Больше всего страданий выпало на долю тех, кого угораздило упасть на дороги и тропинки. Там их каждый день мяли, рвали и плющили шины автомобилей, ботинки, сапоги и особенно ненавистные шпильки. Корчась от боли, листья беззвучно вопрошали: «Когда же нашим мукам придёт конец?»
И когда надежды уже почти не осталось, мать-природа дала-таки им ответ: «Не ропщите! Вы многое повидали и хорошо прожили свой век. Но в неизбежной вселенской суете вы забыли о главном. Все вы в этом мире лишь мимолётные гости – приходите на миг, уходите навсегда. Закончится осень, пройдёт зима, за ней снова наступит весна – и силы, которые у вас сейчас заберёт земля, вернутся в этот мир, напитают оставленные вами почки… И снова распустятся молодые листья, и снова будут они шелестеть, перешёптываться и болтать без умолку целыми днями напролёт… Они – ваше продолжение.
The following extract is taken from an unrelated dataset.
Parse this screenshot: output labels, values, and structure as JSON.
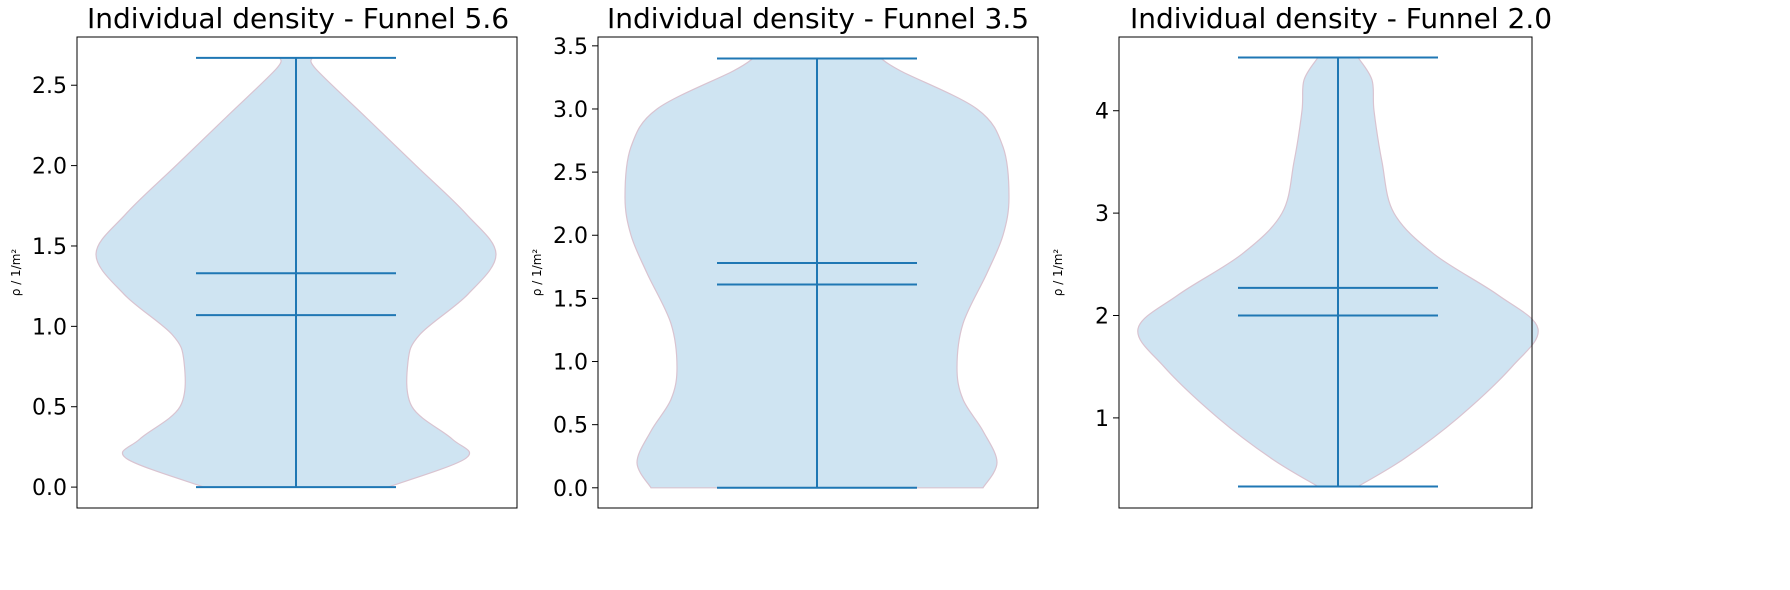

В них – ваша жизнь. Поэтому спите с миром!»
* * *Серёжка сидел на своём «наблюдательном пункте» и смотрел на улицу, где вовсю шла битва опавшими листьями. Ребята носились, как заведённые, норовя засунуть целые пригоршни за шиворот противнику, а то и уронить друг друга в кучи опавшей листвы. Им было весело, да и денёк выдался замечательный – наверное, один из последних солнечных дней перед началом долгого хмурого межсезонья. Однако Серёжка не торопился к ним присоединиться. На него накатила какая-то необъяснимая грусть-тоска, и он силился найти её причину.